Tonight I propose the creation of a Gulf Opportunity Zone, encompassing the region of the disaster in Louisiana and Mississippi and Alabama. Within this zone, we should provide immediate incentives for job-creating investment, tax relief for small businesses, incentives to companies that create jobs, and loans and loan guarantees for small businesses, including minority-owned enterprises, to get them up and running again. It is entrepreneurship that creates jobs and opportunity; it is entrepreneurship that helps break the cycle of poverty; and we will take the side of entrepreneurs as they lead the economic revival of the Gulf region.

I propose the creation of Worker Recovery Accounts to help those evacuees who need extra help finding work. Under this plan, the federal government would provide accounts of up to $5,000, which these evacuees could draw upon for job training and education to help them get a good job, and for child care expenses during their job search.

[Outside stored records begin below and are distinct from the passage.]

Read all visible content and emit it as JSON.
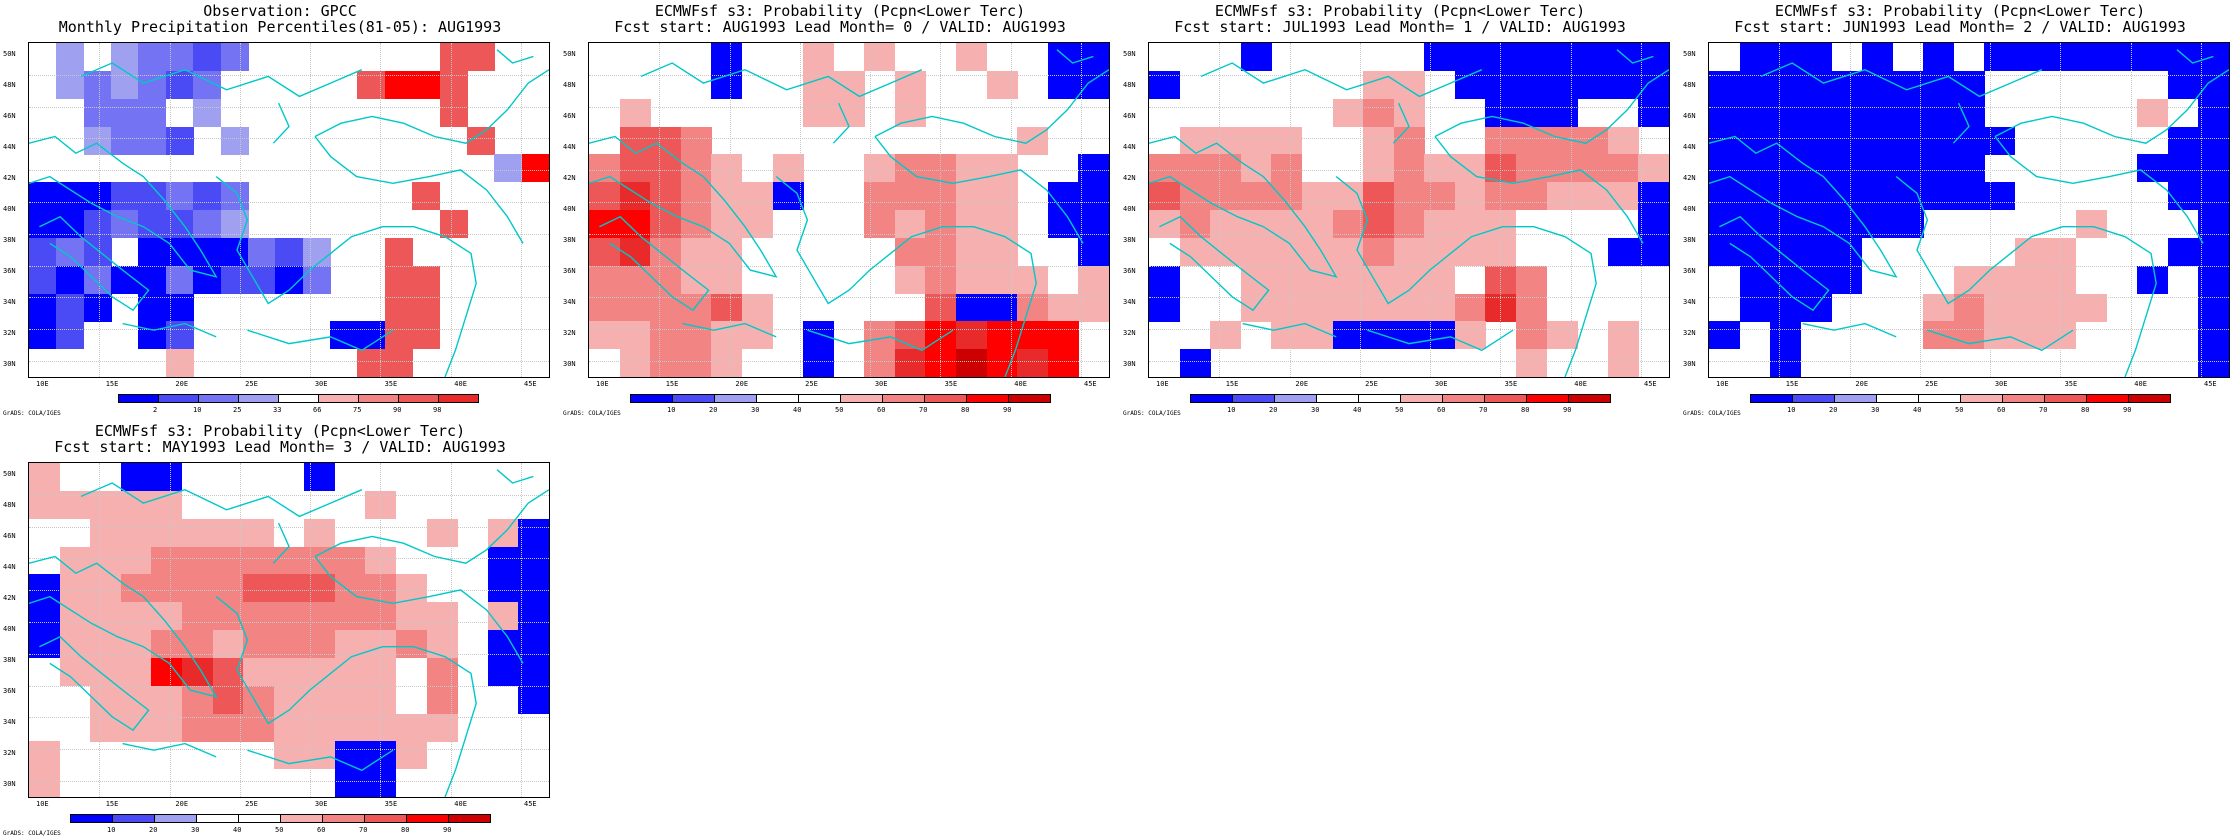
{
  "page_label": "GrADS: COLA/IGES",
  "colors": {
    "b1": "#0000ff",
    "b2": "#4b4bf5",
    "b3": "#7373f3",
    "b4": "#a0a0f0",
    "b5": "#c4c4f8",
    "w": "#ffffff",
    "r1": "#f7b0b0",
    "r2": "#f28484",
    "r3": "#ee5757",
    "r4": "#e82a2a",
    "r5": "#ff0000",
    "r6": "#cc0000",
    "coast": "#00c8c8"
  },
  "lat_labels": [
    "50N",
    "48N",
    "46N",
    "44N",
    "42N",
    "40N",
    "38N",
    "36N",
    "34N",
    "32N",
    "30N"
  ],
  "lon_labels": [
    "10E",
    "15E",
    "20E",
    "25E",
    "30E",
    "35E",
    "40E",
    "45E"
  ],
  "map_extent": {
    "lon": [
      9,
      46
    ],
    "lat": [
      30,
      51
    ]
  },
  "panels": [
    {
      "title1": "Observation: GPCC",
      "title2": "Monthly Precipitation Percentiles(81-05): AUG1993",
      "colorbar": {
        "labels": [
          "2",
          "10",
          "25",
          "33",
          "66",
          "75",
          "90",
          "98"
        ],
        "colors": [
          "b1",
          "b2",
          "b3",
          "b4",
          "w",
          "r1",
          "r2",
          "r3",
          "r4"
        ]
      },
      "grid": [
        "wb4wb4b3b3b2b3wwwwwwwr3r3",
        "wb4b3b4b3b2b3wwwwwr3r5r5r3",
        "wwb3b3b3wb4wwwwwwwwr3",
        "wwb4b3b3b2wb4wwwwwwwwr3",
        "wwwwwwwwwwwwwwwwwb4r5",
        "b1b1b1b2b2b3b2b3wwwwwwr3ww",
        "b1b1b2b3b2b2b3b4wwwwwwwr3",
        "b2b3b2wb1b1b1b1b3b2b4wwr3ww",
        "b2b1b3b1b1b3b1b2b2b1b3wwr3r3",
        "b1b2b1wb1b1wwwwwwwr3r3",
        "b1b2wwb1b2wwwwwb1b1r3r3",
        "wwwwwr1wwwwwwr3r3"
      ]
    },
    {
      "title1": "ECMWFsf s3: Probability (Pcpn<Lower Terc)",
      "title2": "Fcst start: AUG1993  Lead Month= 0 / VALID: AUG1993",
      "colorbar": {
        "labels": [
          "10",
          "20",
          "30",
          "40",
          "50",
          "60",
          "70",
          "80",
          "90"
        ],
        "colors": [
          "b1",
          "b2",
          "b4",
          "w",
          "w",
          "r1",
          "r2",
          "r3",
          "r5",
          "r6"
        ]
      }
    },
    {
      "title1": "ECMWFsf s3: Probability (Pcpn<Lower Terc)",
      "title2": "Fcst start: JUL1993  Lead Month= 1 / VALID: AUG1993",
      "colorbar": {
        "labels": [
          "10",
          "20",
          "30",
          "40",
          "50",
          "60",
          "70",
          "80",
          "90"
        ],
        "colors": [
          "b1",
          "b2",
          "b4",
          "w",
          "w",
          "r1",
          "r2",
          "r3",
          "r5",
          "r6"
        ]
      }
    },
    {
      "title1": "ECMWFsf s3: Probability (Pcpn<Lower Terc)",
      "title2": "Fcst start: JUN1993  Lead Month= 2 / VALID: AUG1993",
      "colorbar": {
        "labels": [
          "10",
          "20",
          "30",
          "40",
          "50",
          "60",
          "70",
          "80",
          "90"
        ],
        "colors": [
          "b1",
          "b2",
          "b4",
          "w",
          "w",
          "r1",
          "r2",
          "r3",
          "r5",
          "r6"
        ]
      }
    },
    {
      "title1": "ECMWFsf s3: Probability (Pcpn<Lower Terc)",
      "title2": "Fcst start: MAY1993  Lead Month= 3 / VALID: AUG1993",
      "colorbar": {
        "labels": [
          "10",
          "20",
          "30",
          "40",
          "50",
          "60",
          "70",
          "80",
          "90"
        ],
        "colors": [
          "b1",
          "b2",
          "b4",
          "w",
          "w",
          "r1",
          "r2",
          "r3",
          "r5",
          "r6"
        ]
      }
    }
  ]
}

And to help lower-income citizens in the hurricane region build new and better lives, I also propose that Congress pass an Urban Homesteading Act. Under this approach, we will identify property in the region owned by the federal government, and provide building sites to low-income citizens free of charge, through a lottery. In return, they would pledge to build on the lot, with either a mortgage or help from a charitable organization like Habitat for Humanity. Home ownership is one of the great strengths of any community, and it must be a central part of our vision for the revival of this region.

Then he turns around and destroys the minimum wage in the disaster area, which or course is exactly what poor people really need.

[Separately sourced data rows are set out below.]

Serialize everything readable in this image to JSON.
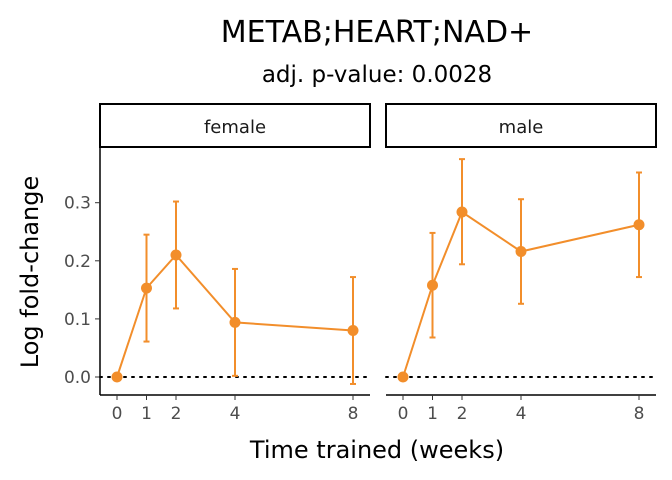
{
  "chart_data": {
    "type": "line",
    "title": "METAB;HEART;NAD+",
    "subtitle": "adj. p-value: 0.0028",
    "xlabel": "Time trained (weeks)",
    "ylabel": "Log fold-change",
    "x_ticks": [
      0,
      1,
      2,
      4,
      8
    ],
    "y_ticks": [
      0.0,
      0.1,
      0.2,
      0.3
    ],
    "y_tick_labels": [
      "0.0",
      "0.1",
      "0.2",
      "0.3"
    ],
    "xlim": [
      -0.4,
      8.4
    ],
    "ylim": [
      -0.03,
      0.39
    ],
    "reference_line": 0,
    "grid": false,
    "color": "#F28E2B",
    "panels": [
      {
        "label": "female",
        "x": [
          0,
          1,
          2,
          4,
          8
        ],
        "y": [
          0.0,
          0.153,
          0.21,
          0.094,
          0.08
        ],
        "lower": [
          null,
          0.061,
          0.118,
          0.002,
          -0.012
        ],
        "upper": [
          null,
          0.245,
          0.302,
          0.186,
          0.172
        ]
      },
      {
        "label": "male",
        "x": [
          0,
          1,
          2,
          4,
          8
        ],
        "y": [
          0.0,
          0.158,
          0.284,
          0.216,
          0.262
        ],
        "lower": [
          null,
          0.068,
          0.194,
          0.126,
          0.172
        ],
        "upper": [
          null,
          0.248,
          0.375,
          0.306,
          0.352
        ]
      }
    ]
  }
}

Riding the Bus home from work in LA I heard an exchange between the driver and one of the passangers concerning Katrina Survivors and Refugees who had been bused to the Skid Row area of Downtown LA.

"I'm not giving another dime to F.E.M.A, those people downtown are taking their $2000, going out and spending it on crack -- getting high!"

Never mind the fact that Skid Row is filled with predators and dealers who are more than happy to relieve these desperate people, who've lost everything they own and many of their own family in the storm and aftermath, of every dime they can. Never mind the fact that people who've been through a trauma this large are far more than likely to self-medicate - and that what they really need is treatment and counciling. As she was saying this the bus driver was in the middle of haggling over a set of bootleg Louis Vuitton purses and sunglasses from a sleazy hustler who was only half-a-rung up the food chain from a drug dealer.

Because that's how you have to survive sometimes in the inner city. Got no job? Become an Dntrepeneur and meet the needs of the market. If people want cheap knock-offs of some ugly name brand knick-knacks - go to Downtown LA and sell them at a 60% markup to any dupe you can find. If a bunch of hungry desperate and demorilized people get bused into town with $2000 a peice burning a hole in their pocket - sell 'em drugs.

It's the American Way - don't cha know?

We began a War on Poverty over thirty years ago, and we've had many different flare-ups and skirmishes during that entire time -- this isn't the time to give up, not when the costs of failure are so obvious and glaring to all.